Checking for metals/weapons and certain forbidden items before boarding gate, no walk-ons: early 70s, the “take me to Havana” fad, Black September, and “DB Cooper”.
“Did you pack your own luggage/has it been within your reach at all times?”, and showing ID, plus some basic but loose level of passenger/bag matching: after the Lockerbie bombing (1989). The question has since been abandoned.
First attempts at limiting your carry-ons, first increase of awareness of the arrest powers for Air Rage cases: late 1990s
No one at the gate but ticketed passengers (*), no cutting instruments, security run by an actual government agency rather than rent-a-guards; secondary searches, greater (still only partial) bag-matching: post- 9/11
(*Though most USA airports used to allow the unticketed to enter the safe zone, in many places they were already barred: at SJU since at least the mid-70s for BOTH the gates AND baggage claim)
Virtually no carry-on allowed (UK flights), after the Aug. of 2006 “liquid bomb” plot. US rectified to a more reasonable arrangement (the 3-ounce limit).
Actually, not all that shortly afterward - my freshman year of college was 1986-87, and more than once, I flew People Express home, buying a ticket on board after the plane was already in the air. The first time was especially exciting; as I didn’t have a credit card, I’d specifically called to ask ahead of time if I could pay by check. They told me I could, but neglected to mention that I needed to have a credit card to give the info as backup. I think they seriously intended to hold me hostage after the plane landed, until the nice guy sitting next to me offered to have me write the check to him and pay for my ticket with his credit card.
Phoenix Sky Harbor has a particularly surreal way of enforcing the 3-ounce limit. All liquids 3 ounces and under have to be put in the quart-size, drawstringed bags that they provide for you. Fine. Annoying, but whatever. The problem is that these are located before you enter security, and you aren’t told that they are required until you are about halfway through. So you do the huge loop back to the start of security, change the bags out, then the person who just checked your ID before escorting you around the loop wants to see your ID again!
You have to show your ID 4 times over a distance of about 50 feet to get through security there.
I saw the People Express onboard ticket sales when flying them from the U.S. to Europe and thought that was a hoot. I’d bought mine ahead of time but wondered what would happen if someone said they’d “forgotten” their wallet. Could have made for an interesting lark on a boring day.

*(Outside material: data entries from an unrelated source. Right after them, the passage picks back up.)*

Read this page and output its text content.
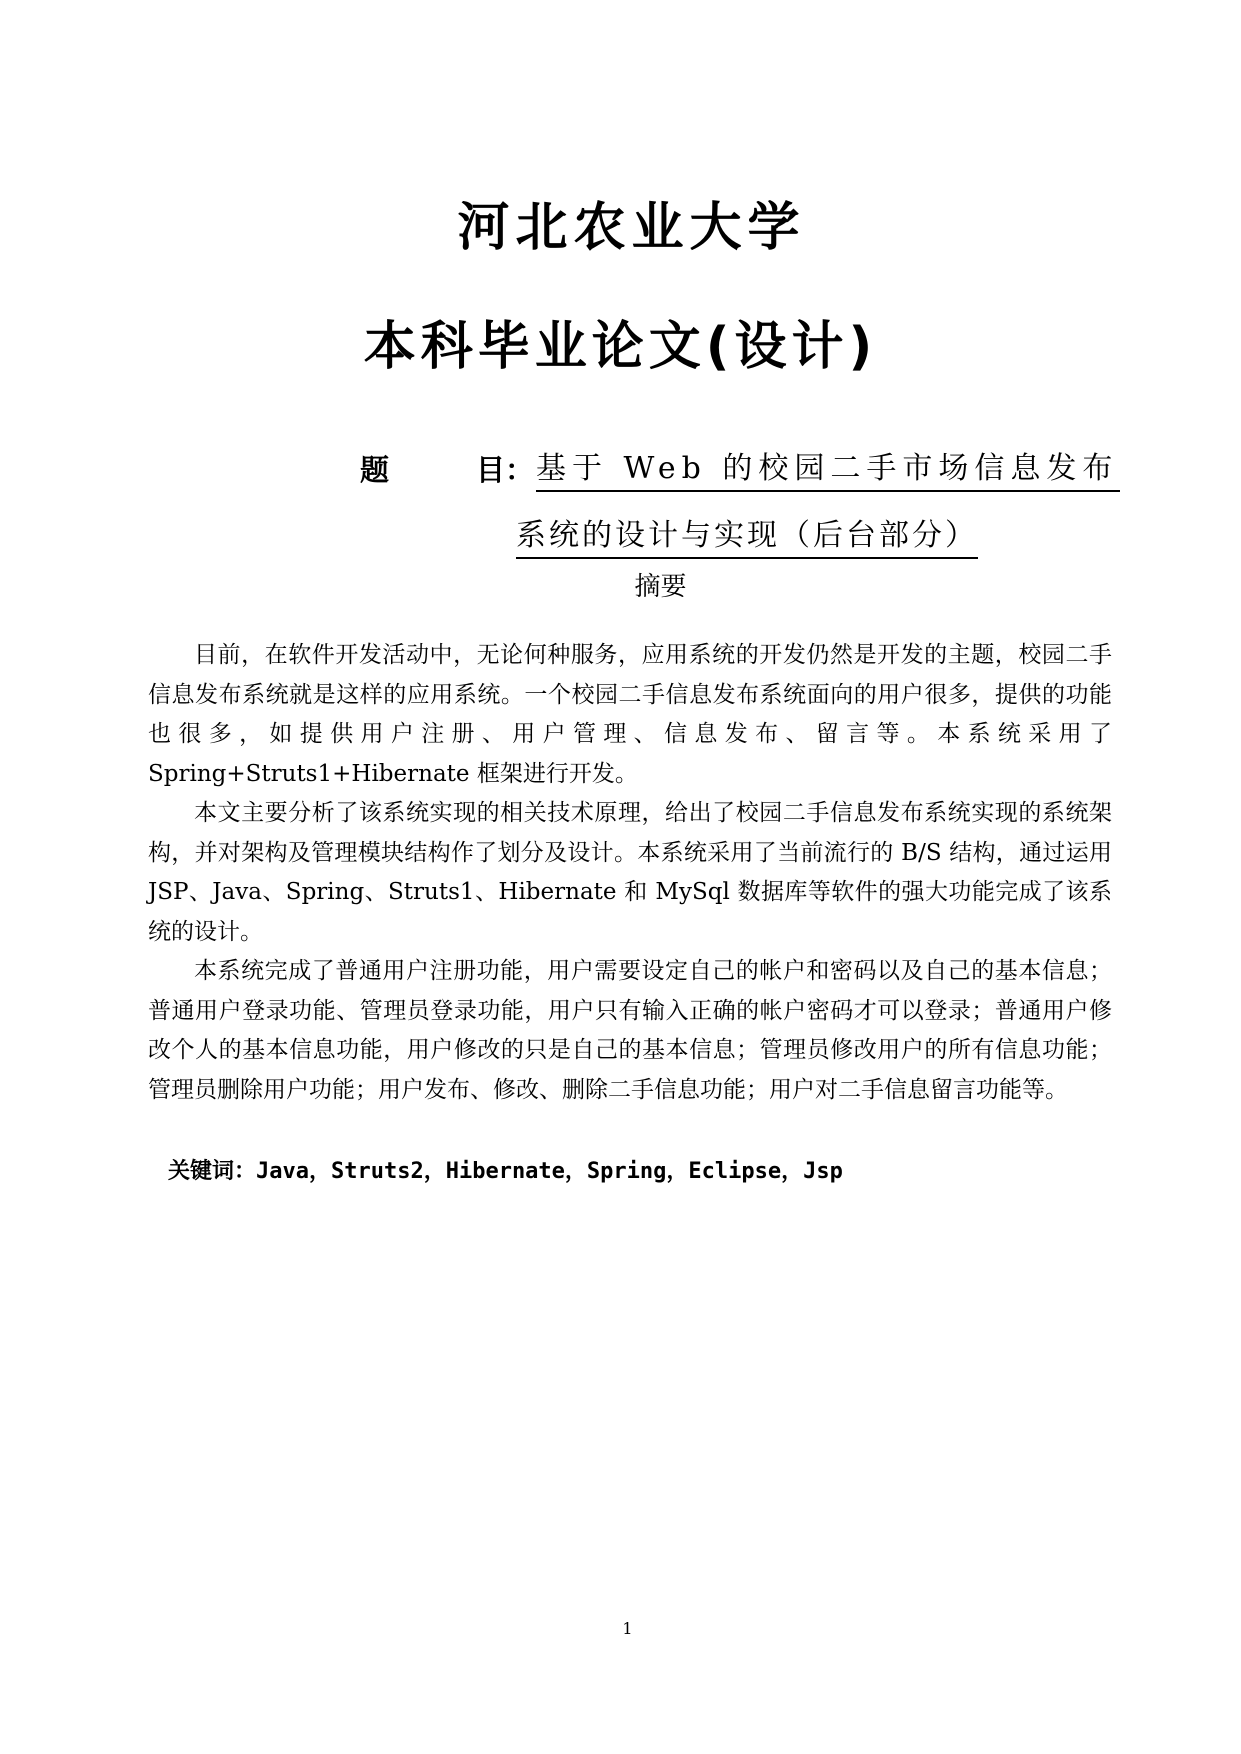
河北农业大学
本科毕业论文(设计)
题　　　目： 基于 Web 的校园二手市场信息发布
系统的设计与实现（后台部分）
摘要

目前，在软件开发活动中，无论何种服务，应用系统的开发仍然是开发的主题，校园二手信息发布系统就是这样的应用系统。一个校园二手信息发布系统面向的用户很多，提供的功能也很多，如提供用户注册、用户管理、信息发布、留言等。本系统采用了Spring+Struts1+Hibernate 框架进行开发。

本文主要分析了该系统实现的相关技术原理，给出了校园二手信息发布系统实现的系统架构，并对架构及管理模块结构作了划分及设计。本系统采用了当前流行的 B/S 结构，通过运用 JSP、Java、Spring、Struts1、Hibernate 和 MySql 数据库等软件的强大功能完成了该系统的设计。

本系统完成了普通用户注册功能，用户需要设定自己的帐户和密码以及自己的基本信息；普通用户登录功能、管理员登录功能，用户只有输入正确的帐户密码才可以登录；普通用户修改个人的基本信息功能，用户修改的只是自己的基本信息；管理员修改用户的所有信息功能；管理员删除用户功能；用户发布、修改、删除二手信息功能；用户对二手信息留言功能等。

关键词：Java，Struts2，Hibernate，Spring，Eclipse，Jsp
1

TSA evidently has decided that not only is being feared more effective than being loved, but it also covers for not being respected, taken seriously, or considered to perform their job well. Then again the airlines themselves aren’t exactly earning our admiration and applause at how they treat us, are they.
I flew through Logan on the evening of September 10th, 2001. Our flight from Iceland was late and they were telling us we were going to have to catch an early flight the next morning (luckily we didn’t, we caught the last flight to Toronto that night).
Going from check-in to the gate I went through security once. It was the standard metal detector and guard with magic wand. No checking for a boarding pass, friends and relatives could walk you to the gate. There was also an exit, which bypassed security, to allow these people to leave. After having gone through security once, I walked out that exit to have a smoke outside. When I came back the security line had two dozen people queued up for it. I walked through the exit I had taken to get out.
When I awoke the next day and discovered two of the planes flew out of Logan, I knew why.